The principal challenge in this writ petition is regarding the note forming part of Form No. 9 in the Kerala Value Added Tax Rules, 2005, which prescribes the format for credit notes and debit notes exchanged between a selling dealer and a purchasing dealer when goods are returned. The petitioner contends that the note is invalid, inoperative, and unenforceable to the extent it specifies that every credit note must bear a corresponding debit note and vice versa, arguing that this is contrary to Section 41(1) of the Kerala Value Added Tax Act, 2003.

The court considered the petitioner's argument that the note appended to Form No. 9 is ultra vires Section 41 of the Act. Form No. 9 is a common form for both credit and debit notes, requiring specific details such as the description of goods, quantity, sales/purchase bill number, date of return, amounts involved, related tax, and other particulars. The note in question states:
1. Every debit will have an equivalent credit and vice versa.
2. Every credit note would bear a corresponding debit note and vice versa.
3. Seller and buyer will exchange credit/debit notes mutually.
4. Time-limit as per Rules apply to only sales/purchase returns.

The court found that the note is merely an affirmation of the particulars required in the form and that a credit note issued by the selling dealer must correspond with a debit note issued by the purchasing dealer to ensure the correctness and veracity of the transaction. The court held that the requirement for corresponding credit and debit notes is not an onerous provision but a necessary one for verifying claims of returned goods. The contention that the note is ultra vires Section 41 and Rule 59 of the Rules was found to be misconceived and untenable.

2. Challenge Against the Order of Assessment for the Months of April, May, and June 2006

The petitioner also challenged the order of assessment passed by the assessing authority for the months of April, May, and June 2006. The court noted that such an order is appealable and typically would not be entertained unless there are extraordinary circumstances. The assessment order was based on the petitioner's failure to produce corresponding debit notes for the credit notes issued, which led to the rejection of the entire input tax claim on sales returns.

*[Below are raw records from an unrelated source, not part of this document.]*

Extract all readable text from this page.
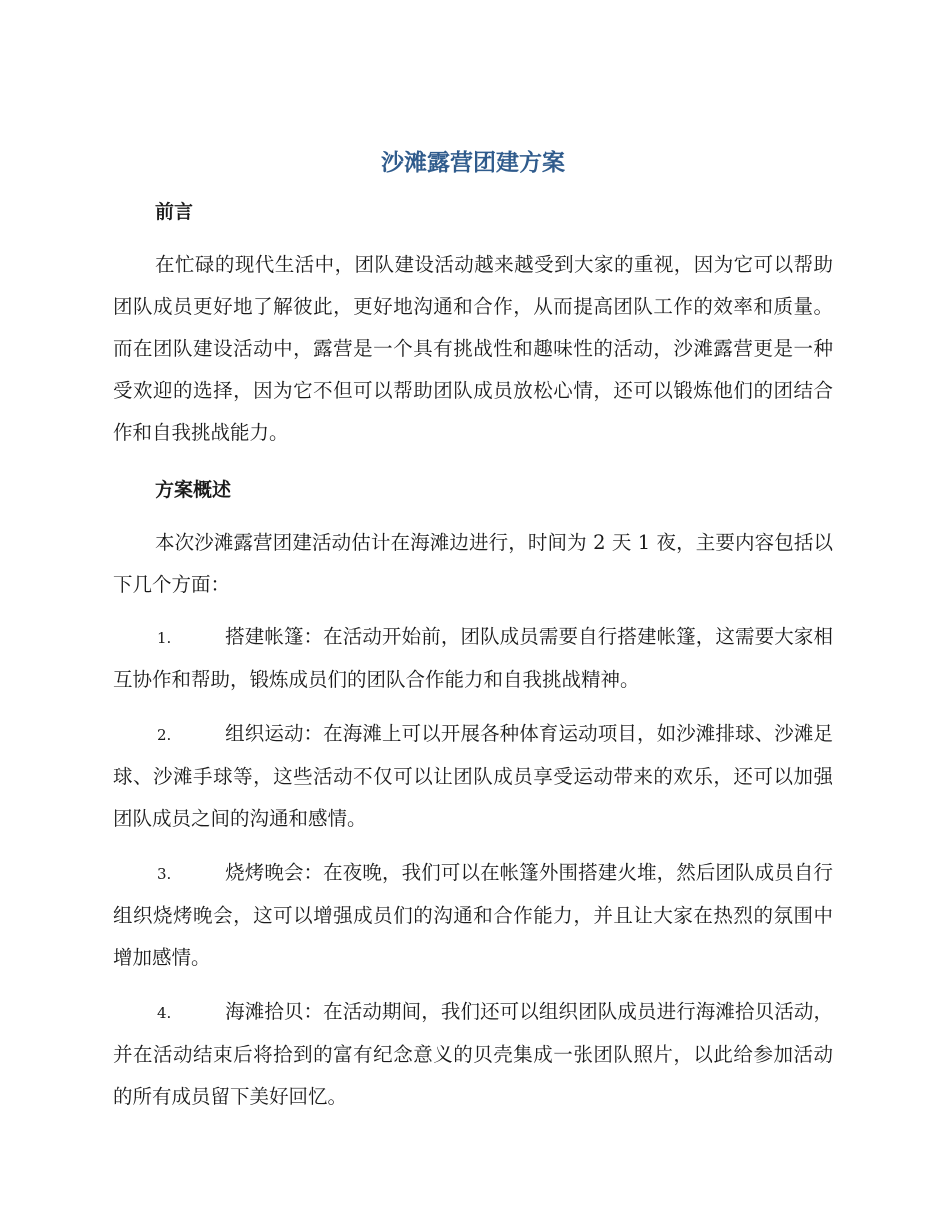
沙滩露营团建方案
前言

在忙碌的现代生活中，团队建设活动越来越受到大家的重视，因为它可以帮助团队成员更好地了解彼此，更好地沟通和合作，从而提高团队工作的效率和质量。而在团队建设活动中，露营是一个具有挑战性和趣味性的活动，沙滩露营更是一种受欢迎的选择，因为它不但可以帮助团队成员放松心情，还可以锻炼他们的团结合作和自我挑战能力。

方案概述

本次沙滩露营团建活动估计在海滩边进行，时间为 2 天 1 夜，主要内容包括以下几个方面：

1.	搭建帐篷：在活动开始前，团队成员需要自行搭建帐篷，这需要大家相互协作和帮助，锻炼成员们的团队合作能力和自我挑战精神。
2.	组织运动：在海滩上可以开展各种体育运动项目，如沙滩排球、沙滩足球、沙滩手球等，这些活动不仅可以让团队成员享受运动带来的欢乐，还可以加强团队成员之间的沟通和感情。
3.	烧烤晚会：在夜晚，我们可以在帐篷外围搭建火堆，然后团队成员自行组织烧烤晚会，这可以增强成员们的沟通和合作能力，并且让大家在热烈的氛围中增加感情。
4.	海滩拾贝：在活动期间，我们还可以组织团队成员进行海滩拾贝活动，并在活动结束后将拾到的富有纪念意义的贝壳集成一张团队照片，以此给参加活动的所有成员留下美好回忆。
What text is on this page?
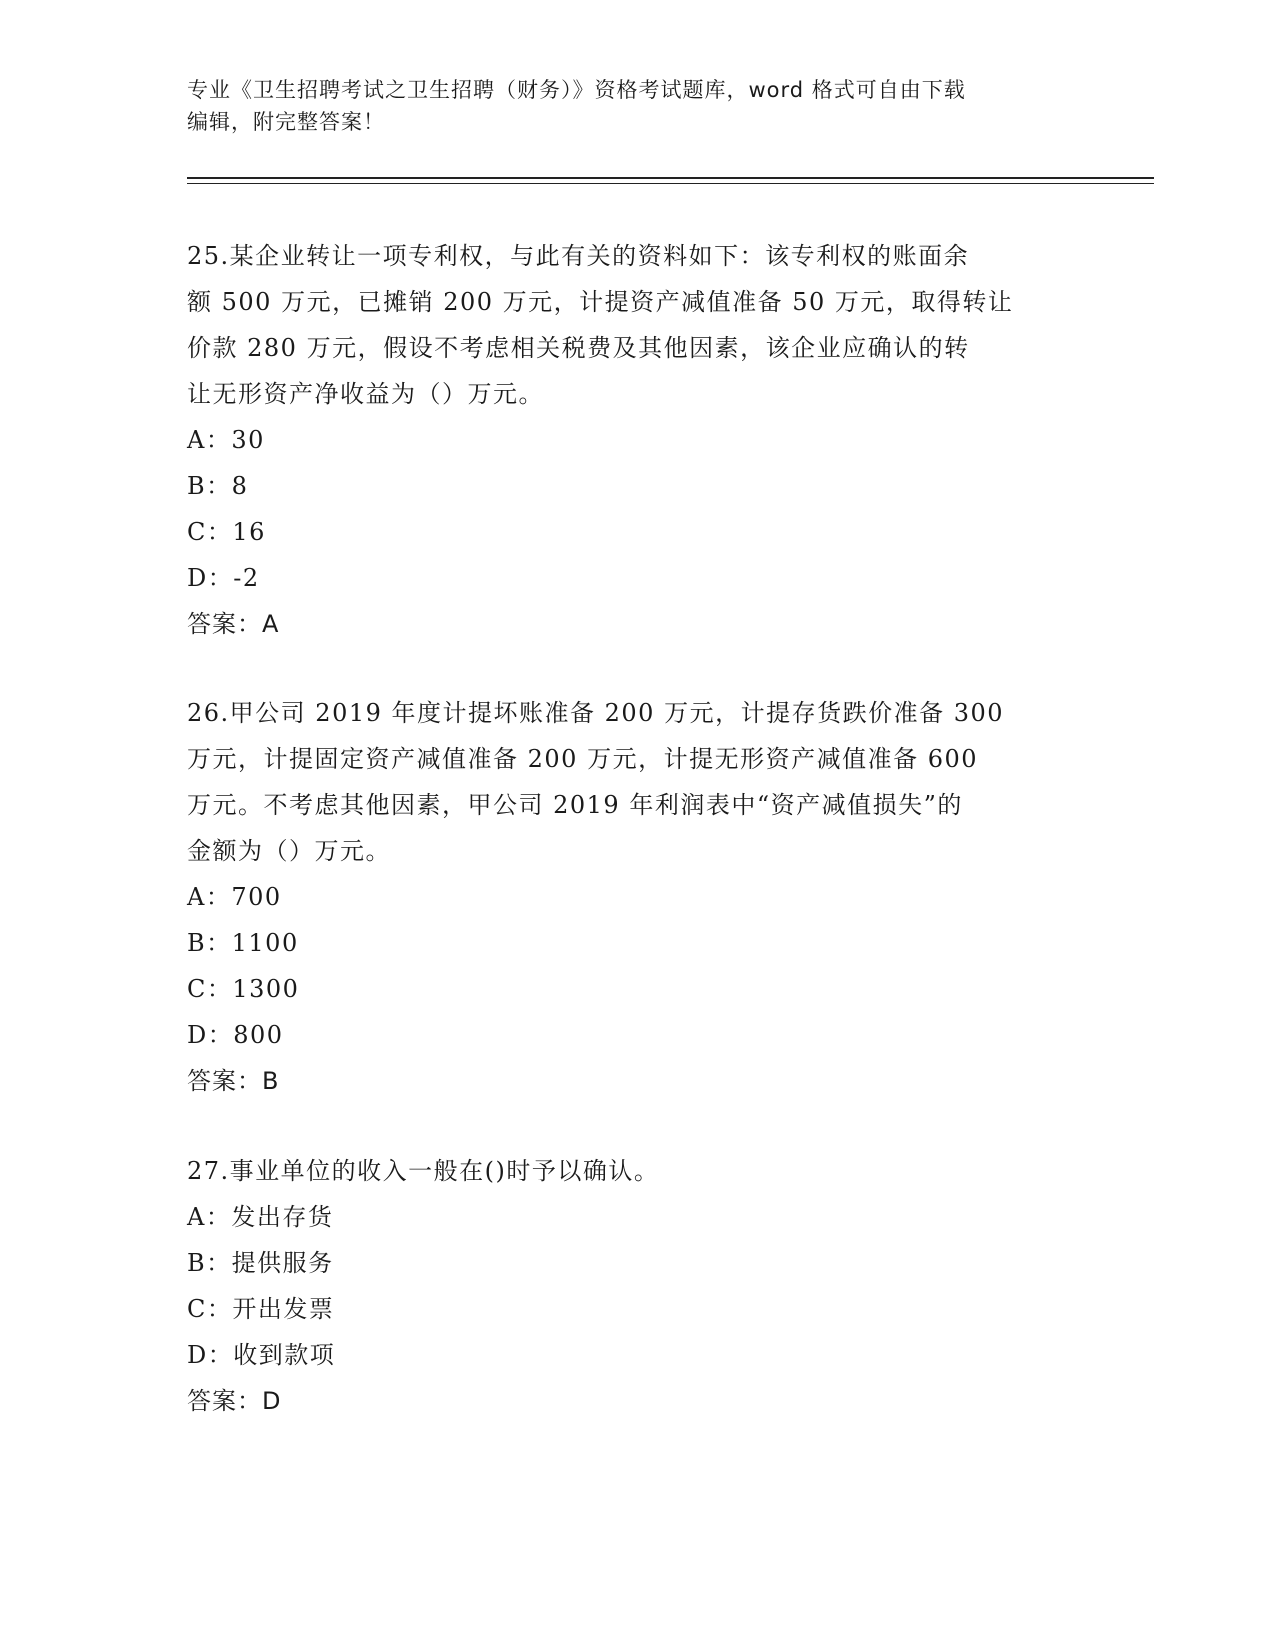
专业《卫生招聘考试之卫生招聘（财务）》资格考试题库，word 格式可自由下载
编辑，附完整答案！

25.某企业转让一项专利权，与此有关的资料如下：该专利权的账面余

额 500 万元，已摊销 200 万元，计提资产减值准备 50 万元，取得转让

价款 280 万元，假设不考虑相关税费及其他因素，该企业应确认的转

让无形资产净收益为（）万元。

A：30

B：8

C：16

D：-2

答案：A

26.甲公司 2019 年度计提坏账准备 200 万元，计提存货跌价准备 300

万元，计提固定资产减值准备 200 万元，计提无形资产减值准备 600

万元。不考虑其他因素，甲公司 2019 年利润表中“资产减值损失”的

金额为（）万元。

A：700

B：1100

C：1300

D：800

答案：B

27.事业单位的收入一般在()时予以确认。

A：发出存货

B：提供服务

C：开出发票

D：收到款项

答案：D
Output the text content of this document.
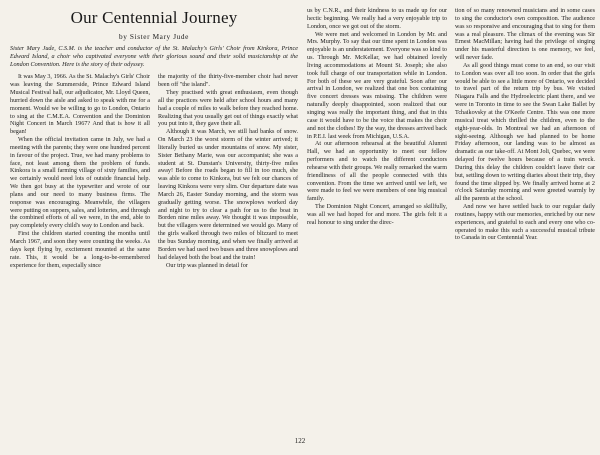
Our Centennial Journey
by Sister Mary Jude

Sister Mary Jude, C.S.M. is the teacher and conductor of the St. Malachy's Girls' Choir from Kinkora, Prince Edward Island, a choir who captivated everyone with their glorious sound and their solid musicianship at the London Convention. Here is the story of their odyssey.

It was May 3, 1966. As the St. Malachy's Girls' Choir was leaving the Summerside, Prince Edward Island Musical Festival hall, our adjudicator, Mr. Lloyd Queen, hurried down the aisle and asked to speak with me for a moment. Would we be willing to go to London, Ontario to sing at the C.M.E.A. Convention and the Dominion Night Concert in March 1967? And that is how it all began!

When the official invitation came in July, we had a meeting with the parents; they were one hundred percent in favour of the project. True, we had many problems to face, not least among them the problem of funds. Kinkora is a small farming village of sixty families, and we certainly would need lots of outside financial help. We then got busy at the typewriter and wrote of our plans and our need to many business firms. The response was encouraging. Meanwhile, the villagers were putting on suppers, sales, and lotteries, and through the combined efforts of all we were, in the end, able to pay completely every child's way to London and back.

First the children started counting the months until March 1967, and soon they were counting the weeks. As days kept flying by, excitement mounted at the same rate. This, it would be a long-to-be-remembered experience for them, especially since

the majority of the thirty-five-member choir had never been off "the island".

They practised with great enthusiasm, even though all the practices were held after school hours and many had a couple of miles to walk before they reached home. Realizing that you usually get out of things exactly what you put into it, they gave their all.

Although it was March, we still had banks of snow. On March 23 the worst storm of the winter arrived; it literally buried us under mountains of snow. My sister, Sister Bethany Marie, was our accompanist; she was a student at St. Dunstan's University, thirty-five miles away! Before the roads began to fill in too much, she was able to come to Kinkora, but we felt our chances of leaving Kinkora were very slim. Our departure date was March 26, Easter Sunday morning, and the storm was gradually getting worse. The snowplows worked day and night to try to clear a path for us to the boat in Borden nine miles away. We thought it was impossible, but the villagers were determined we would go. Many of the girls walked through two miles of blizzard to meet the bus Sunday morning, and when we finally arrived at Borden we had used two buses and three snowplows and had delayed both the boat and the train!

Our trip was planned in detail for

us by C.N.R., and their kindness to us made up for our hectic beginning. We really had a very enjoyable trip to London, once we got out of the storm.

We were met and welcomed in London by Mr. and Mrs. Murphy. To say that our time spent in London was enjoyable is an understatement. Everyone was so kind to us. Through Mr. McKellar, we had obtained lovely living accommodations at Mount St. Joseph; she also took full charge of our transportation while in London. For both of these we are very grateful. Soon after our arrival in London, we realized that one box containing five concert dresses was missing. The children were naturally deeply disappointed, soon realized that our singing was really the important thing, and that in this case it would have to be the voice that makes the choir and not the clothes! By the way, the dresses arrived back in P.E.I. last week from Michigan, U.S.A.

At our afternoon rehearsal at the beautiful Alumni Hall, we had an opportunity to meet our fellow performers and to watch the different conductors rehearse with their groups. We really remarked the warm friendliness of all the people connected with this convention. From the time we arrived until we left, we were made to feel we were members of one big musical family.

The Dominion Night Concert, arranged so skillfully, was all we had hoped for and more. The girls felt it a real honour to sing under the direc-

tion of so many renowned musicians and in some cases to sing the conductor's own composition. The audience was so responsive and encouraging that to sing for them was a real pleasure. The climax of the evening was Sir Ernest MacMillan; having had the privilege of singing under his masterful direction is one memory, we feel, will never fade.

As all good things must come to an end, so our visit to London was over all too soon. In order that the girls would be able to see a little more of Ontario, we decided to travel part of the return trip by bus. We visited Niagara Falls and the Hydroelectric plant there, and we were in Toronto in time to see the Swan Lake Ballet by Tchaikovsky at the O'Keefe Centre. This was one more musical treat which thrilled the children, even to the eight-year-olds. In Montreal we had an afternoon of sight-seeing. Although we had planned to be home Friday afternoon, our landing was to be almost as dramatic as our take-off. At Mont Joli, Quebec, we were delayed for twelve hours because of a train wreck. During this delay the children couldn't leave their car but, settling down to writing diaries about their trip, they found the time slipped by. We finally arrived home at 2 o'clock Saturday morning and were greeted warmly by all the parents at the school.

And now we have settled back to our regular daily routines, happy with our memories, enriched by our new experiences, and grateful to each and every one who co-operated to make this such a successful musical tribute to Canada in our Centennial Year.

122
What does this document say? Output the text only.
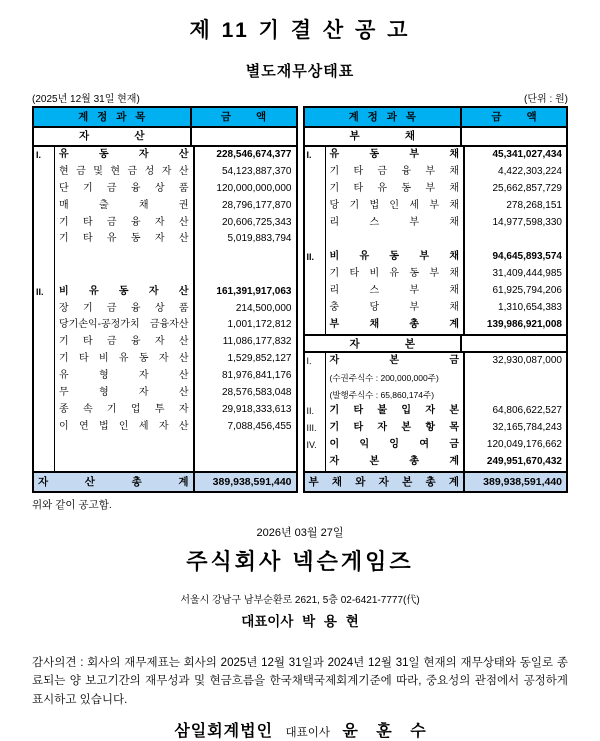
제 11 기 결 산 공 고
별도재무상태표
(2025년 12월 31일 현재)	(단위 : 원)
계 정 과 목	금 액
자 산
I.	유 동 자 산	228,546,674,377
현 금 및 현 금 성 자 산	54,123,887,370
단 기 금 융 상 품	120,000,000,000
매 출 채 권	28,796,177,870
기 타 금 융 자 산	20,606,725,343
기 타 유 동 자 산	5,019,883,794
II.	비 유 동 자 산	161,391,917,063
장 기 금 융 상 품	214,500,000
당기손익-공정가치 금융자산	1,001,172,812
기 타 금 융 자 산	11,086,177,832
기 타 비 유 동 자 산	1,529,852,127
유 형 자 산	81,976,841,176
무 형 자 산	28,576,583,048
종 속 기 업 투 자	29,918,333,613
이 연 법 인 세 자 산	7,088,456,455
자 산 총 계	389,938,591,440
계 정 과 목	금 액
부 채
I.	유 동 부 채	45,341,027,434
기 타 금 융 부 채	4,422,303,224
기 타 유 동 부 채	25,662,857,729
당 기 법 인 세 부 채	278,268,151
리 스 부 채	14,977,598,330
II.	비 유 동 부 채	94,645,893,574
기 타 비 유 동 부 채	31,409,444,985
리 스 부 채	61,925,794,206
충 당 부 채	1,310,654,383
부 채 총 계	139,986,921,008
자 본
I.	자 본 금	32,930,087,000
(수권주식수 : 200,000,000주)
(발행주식수 : 65,860,174주)
II.	기 타 불 입 자 본	64,806,622,527
III.	기 타 자 본 항 목	32,165,784,243
IV.	이 익 잉 여 금	120,049,176,662
자 본 총 계	249,951,670,432
부 채 와 자 본 총 계	389,938,591,440
위와 같이 공고함.
2026년 03월 27일
주식회사 넥슨게임즈
서울시 강남구 남부순환로 2621, 5층 02-6421-7777(代)
대표이사 박 용 현
감사의견 : 회사의 재무제표는 회사의 2025년 12월 31일과 2024년 12월 31일 현재의 재무상태와 동일로 종료되는 양 보고기간의 재무성과 및 현금흐름을 한국채택국제회계기준에 따라, 중요성의 관점에서 공정하게 표시하고 있습니다.
삼일회계법인 대표이사 윤 훈 수
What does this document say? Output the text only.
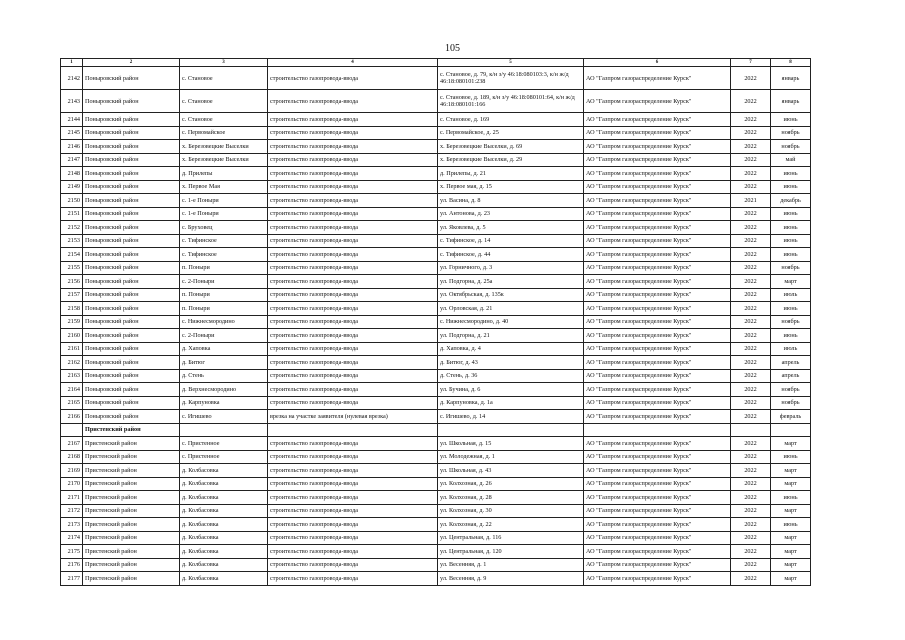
105
1	2	3	4	5	6	7	8
2142	Поныровский район	с. Становое	строительство газопровода-ввода	с. Становое, д. 79, к/н з/у 46:18:080103:3, к/н ж/д 46:18:080101:238	АО "Газпром газораспределение Курск"	2022	январь
2143	Поныровский район	с. Становое	строительство газопровода-ввода	с. Становое, д. 189, к/н з/у 46:18:080101:64, к/н ж/д 46:18:080101:166	АО "Газпром газораспределение Курск"	2022	январь
2144	Поныровский район	с. Становое	строительство газопровода-ввода	с. Становое, д. 169	АО "Газпром газораспределение Курск"	2022	июнь
2145	Поныровский район	с. Первомайское	строительство газопровода-ввода	с. Первомайское, д. 25	АО "Газпром газораспределение Курск"	2022	ноябрь
2146	Поныровский район	х. Березовецкие Выселки	строительство газопровода-ввода	х. Березовецкие Выселки, д. 69	АО "Газпром газораспределение Курск"	2022	ноябрь
2147	Поныровский район	х. Березовецкие Выселки	строительство газопровода-ввода	х. Березовецкие Выселки, д. 29	АО "Газпром газораспределение Курск"	2022	май
2148	Поныровский район	д. Прилепы	строительство газопровода-ввода	д. Прилепы, д. 21	АО "Газпром газораспределение Курск"	2022	июнь
2149	Поныровский район	х. Первое Мая	строительство газопровода-ввода	х. Первое мая, д. 15	АО "Газпром газораспределение Курск"	2022	июнь
2150	Поныровский район	с. 1-е Поныри	строительство газопровода-ввода	ул. Васина, д. 8	АО "Газпром газораспределение Курск"	2021	декабрь
2151	Поныровский район	с. 1-е Поныри	строительство газопровода-ввода	ул. Антонова, д. 23	АО "Газпром газораспределение Курск"	2022	июнь
2152	Поныровский район	с. Бруховец	строительство газопровода-ввода	ул. Яковлева, д. 5	АО "Газпром газораспределение Курск"	2022	июнь
2153	Поныровский район	с. Тифинское	строительство газопровода-ввода	с. Тифинское, д. 14	АО "Газпром газораспределение Курск"	2022	июнь
2154	Поныровский район	с. Тифинское	строительство газопровода-ввода	с. Тифинское, д. 44	АО "Газпром газораспределение Курск"	2022	июнь
2155	Поныровский район	п. Поныри	строительство газопровода-ввода	ул. Горничного, д. 3	АО "Газпром газораспределение Курск"	2022	ноябрь
2156	Поныровский район	с. 2-Поныри	строительство газопровода-ввода	ул. Подгорна, д. 25а	АО "Газпром газораспределение Курск"	2022	март
2157	Поныровский район	п. Поныри	строительство газопровода-ввода	ул. Октябрьская, д. 135к	АО "Газпром газораспределение Курск"	2022	июль
2158	Поныровский район	п. Поныри	строительство газопровода-ввода	ул. Орловская, д. 21	АО "Газпром газораспределение Курск"	2022	июнь
2159	Поныровский район	с. Нижнесмородино	строительство газопровода-ввода	с. Нижнесмородино, д. 40	АО "Газпром газораспределение Курск"	2022	ноябрь
2160	Поныровский район	с. 2-Поныри	строительство газопровода-ввода	ул. Подгорна, д. 21	АО "Газпром газораспределение Курск"	2022	июнь
2161	Поныровский район	д. Хаповка	строительство газопровода-ввода	д. Хаповка, д. 4	АО "Газпром газораспределение Курск"	2022	июль
2162	Поныровский район	д. Битюг	строительство газопровода-ввода	д. Битюг, д. 43	АО "Газпром газораспределение Курск"	2022	апрель
2163	Поныровский район	д. Стень	строительство газопровода-ввода	д. Стень, д. 36	АО "Газпром газораспределение Курск"	2022	апрель
2164	Поныровский район	д. Верхнесмородино	строительство газопровода-ввода	ул. Бучина, д. 6	АО "Газпром газораспределение Курск"	2022	ноябрь
2165	Поныровский район	д. Карпуновка	строительство газопровода-ввода	д. Карпуновка, д. 1а	АО "Газпром газораспределение Курск"	2022	ноябрь
2166	Поныровский район	с. Игишево	врезка на участке заявителя (нулевая врезка)	с. Игишево, д. 14	АО "Газпром газораспределение Курск"	2022	февраль
	Пристенский район						
2167	Пристенский район	с. Пристенное	строительство газопровода-ввода	ул. Школьная, д. 15	АО "Газпром газораспределение Курск"	2022	март
2168	Пристенский район	с. Пристенное	строительство газопровода-ввода	ул. Молодежная, д. 1	АО "Газпром газораспределение Курск"	2022	июнь
2169	Пристенский район	д. Колбасовка	строительство газопровода-ввода	ул. Школьная, д. 43	АО "Газпром газораспределение Курск"	2022	март
2170	Пристенский район	д. Колбасовка	строительство газопровода-ввода	ул. Колхозная, д. 26	АО "Газпром газораспределение Курск"	2022	март
2171	Пристенский район	д. Колбасовка	строительство газопровода-ввода	ул. Колхозная, д. 28	АО "Газпром газораспределение Курск"	2022	июнь
2172	Пристенский район	д. Колбасовка	строительство газопровода-ввода	ул. Колхозная, д. 30	АО "Газпром газораспределение Курск"	2022	март
2173	Пристенский район	д. Колбасовка	строительство газопровода-ввода	ул. Колхозная, д. 22	АО "Газпром газораспределение Курск"	2022	июнь
2174	Пристенский район	д. Колбасовка	строительство газопровода-ввода	ул. Центральная, д. 116	АО "Газпром газораспределение Курск"	2022	март
2175	Пристенский район	д. Колбасовка	строительство газопровода-ввода	ул. Центральная, д. 120	АО "Газпром газораспределение Курск"	2022	март
2176	Пристенский район	д. Колбасовка	строительство газопровода-ввода	ул. Весенняя, д. 1	АО "Газпром газораспределение Курск"	2022	март
2177	Пристенский район	д. Колбасовка	строительство газопровода-ввода	ул. Весенняя, д. 9	АО "Газпром газораспределение Курск"	2022	март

The court observed that the assessing authority had granted the petitioner an opportunity to produce the debit notes during the personal hearing. Despite having nearly a year to produce the debit notes, the petitioner failed to do so. The court emphasized that mere filing of credit notes is insufficient for claiming exemptions on account of returned goods; corresponding debit notes are necessary to ascertain the actual return of goods.

The court reiterated that Section 41 of the Act, which enables a selling dealer to claim a credit for a portion of the input tax when goods are returned, is a beneficial provision. It allows for the reversal of a taxable event, provided certain conditions are met, including the issuance of corresponding credit and debit notes. The court found that the format prescribed in Form No. 9 is consistent with the requirements of Section 41 and Rule 59 of the Rules.

Conclusion

The court dismissed the writ petition, finding it bereft of merits. The challenge against the note forming part of Form No. 9 was repelled, and the petitioner was advised to pursue alternate remedies under the statute regarding the order of assessment. The court concluded that the note in Form No. 9 is in consonance with Section 41 of the Act and is not ultra vires.